いやいや、トイレから出てきたやつの台詞だよそれ。

「おかげでデモンをかなり減らせたみたいだな」

「だが武器がすっからかんだ」

「一度帰投して、新しいヘリに乗り換えてくれ。武器の補給をしている暇はない」

「了解。だが敵を基地にひきつける作戦中なんだって?」

「そうだ。出来るだけ早く戻って、メリュージュたちの援護をしてほしい」

「いいね。では基地へ帰投する」

「気をつけてな」

「了解」

ルフラが言うように敵の目標が俺ならば、基地におびき寄せる事が出来るだろう。その間に転移魔法を使うあの少年を見つけ出したい。恐らくは基地には近づかないだろうが、遠隔でデモンを送りこんでくるはずだ。絶対に目視できる距離に出現するはず、危険だがマカ、クレ、ナタを周辺の捜索に出す必要がありそうだ。

「俺は下に降りる」

「「「「「は!」」」」」

俺が現場の魔人達に声がけをして地下の部屋にもどった。

「あれ?」

部屋にいる進化魔人が声をあげる。

「いま外に出られたんじゃ?」

なるほど進化しきっていない魔人は…成りすましたルフラと俺の見分けがつかないのか。

「戻って来たんだ」

「そうですか」

そして俺は違和感を抱く。何か足りないような気がする。

「あっ」

ここにいたはずの礼一郎が居ない。生気のない顔でここにいたはずの少年が消えていた。

「礼一郎はどうした?」

「あれ?」

魔人達がざわつく。

「申し訳ありません。いつの間にかいなくなっていました」

「いなくなっていた?」

「も、申し訳ありません!」

「いや…お前たちを責めてはいない、俺が見張っていろと言わなかったからだ」

「「「「「は、はい!」」」」」

一般兵の魔人達が恐れおののくようにペコペコしている。

いや…本当に怒ってないんだけどな。
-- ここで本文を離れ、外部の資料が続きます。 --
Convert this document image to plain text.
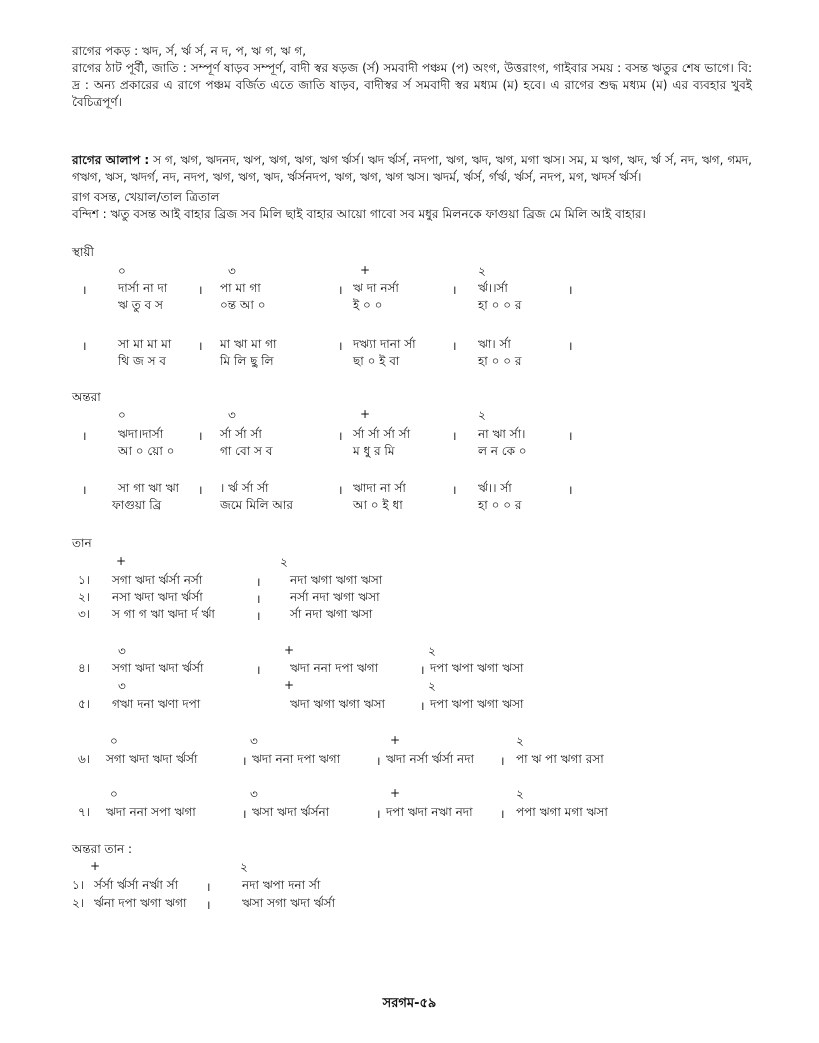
রাগের পকড় : ঋদ, র্স, র্ঋ র্স, ন দ, প, ঋ গ, ঋ গ,
রাগের ঠাট পূর্বী, জাতি : সম্পূর্ণ ষাড়ব সম্পূর্ণ, বাদী স্বর ষড়জ (র্স) সমবাদী পঞ্চম (প) অংগ, উত্তরাংগ, গাইবার সময় : বসন্ত ঋতুর শেষ ভাগে। বি: দ্র : অন্য প্রকারের এ রাগে পঞ্চম বর্জিত এতে জাতি ষাড়ব, বাদীস্বর র্স সমবাদী স্বর মধ্যম (ম) হবে। এ রাগের শুদ্ধ মধ্যম (ম) এর ব্যবহার খুবই বৈচিত্রপূর্ণ।
রাগের আলাপ : স গ, ঋগ, ঋদনদ, ঋপ, ঋগ, ঋগ, ঋগ র্ঋর্স। ঋদ র্ঋর্স, নদপা, ঋগ, ঋদ, ঋগ, মগা ঋস। সম, ম ঋগ, ঋদ, র্ঋ র্স, নদ, ঋগ, গমদ, গঋগ, ঋস, ঋদর্গ, নদ, নদপ, ঋগ, ঋগ, ঋদ, র্ঋর্সনদপ, ঋগ, ঋগ, ঋগ ঋস। ঋদর্ম, র্ঋর্স, র্গর্ঋ, র্ঋর্স, নদপ, মগ, ঋদর্স র্ঋর্স।
রাগ বসন্ত, খেয়াল/তাল ত্রিতাল
বন্দিশ : ঋতু বসন্ত আই বাহার ব্রিজ সব মিলি ছাই বাহার আয়ো গাবো সব মধুর মিলনকে ফাগুয়া ব্রিজ মে মিলি আই বাহার।
স্থায়ী
০	৩	+	২
।	দার্সা না দা	। পা মা গা	। ঋ দা নর্সা	। র্ঋ।।র্সা	।
ঋ তু ব স	০ন্ত আ ০	ই ০ ০	হা ০ ০ র
।	সা মা মা মা । মা ঋা মা গা	। দঋ্যা দানা র্সা	। ঋা। র্সা	।
থি জ স ব	মি লি ছু লি	ছা ০ ই বা	হা ০ ০ র
অন্তরা
০	৩	+	২
।	ঋদা।দার্সা	। র্সা র্সা র্সা	। র্সা র্সা র্সা র্সা	। না ঋা র্সা।	।
আ ০ য়ো ০	গা বো স ব	ম ধু র মি	ল ন কে ০
।	সা গা ঋা ঋা । । র্ঋ র্সা র্সা	। ঋাদা না র্সা	। র্ঋ।। র্সা	।
ফাগুয়া ব্রি	জমে মিলি আর	আ ০ ই ধা	হা ০ ০ র
তান
+	২
১। সগা ঋদা র্ঋর্সা নর্সা	। নদা ঋগা ঋগা ঋসা
২। নসা ঋদা ঋদা র্ঋর্সা	। নর্সা নদা ঋগা ঋসা
৩। স গা গ ঋা ঋদা র্দ র্ঋা	। র্সা নদা ঋগা ঋসা
৩	+	২
৪। সগা ঋদা ঋদা র্ঋর্সা	। ঋদা ননা দপা ঋগা	। দপা ঋপা ঋগা ঋসা
৩	+	২
৫। গঋা দনা ঋণা দপা	ঋদা ঋগা ঋগা ঋসা	। দপা ঋপা ঋগা ঋসা
০	৩	+	২
৬। সগা ঋদা ঋদা র্ঋর্সা	। ঋদা ননা দপা ঋগা	। ঋদা নর্সা র্ঋর্সা নদা । পা ঋ পা ঋগা রসা
০	৩	+	২
৭। ঋদা ননা সপা ঋগা	। ঋসা ঋদা র্ঋর্সনা	। দপা ঋদা নঋা নদা । পপা ঋগা মগা ঋসা
অন্তরা তান :
+	২
১। র্সর্সা র্ঋর্সা নর্ঋা র্সা ।	নদা ঋপা দনা র্সা
২। র্ঋনা দপা ঋগা ঋগা ।	ঋসা সগা ঋদা র্ঋর্সা
সরগম-৫৯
だけどアイツはいったいどこをうろついているんだ?基地を出てふらふら、ここでもふらふらしやがって…

「俺は枢機卿と話をしてくる。何かあったらすぐに知らせろ」

「「「「「は!」」」」」

そう告げて地下に続く廊下に出る。ここから枢機卿がいる部屋までも魔人を配置しているため、俺が歩いて行くと頭を下げて礼をしてくる。

「少年を見なかったか?」

「こちらには来ていません」

「そうか…アイツ…一体どこに行ったんだ?」

「探しますか?」

「…いや…いい」

流石に敵と戦っているのは分かっているはずだ。危険な外にわざわざ出る事は無いだろう。

俺はこの地下深くに眠っているアトム神の事も含めて、サイナス枢機卿と今後について話さねばならない。俺は地下に避難したサイナス枢機卿の元に急ぐのだった。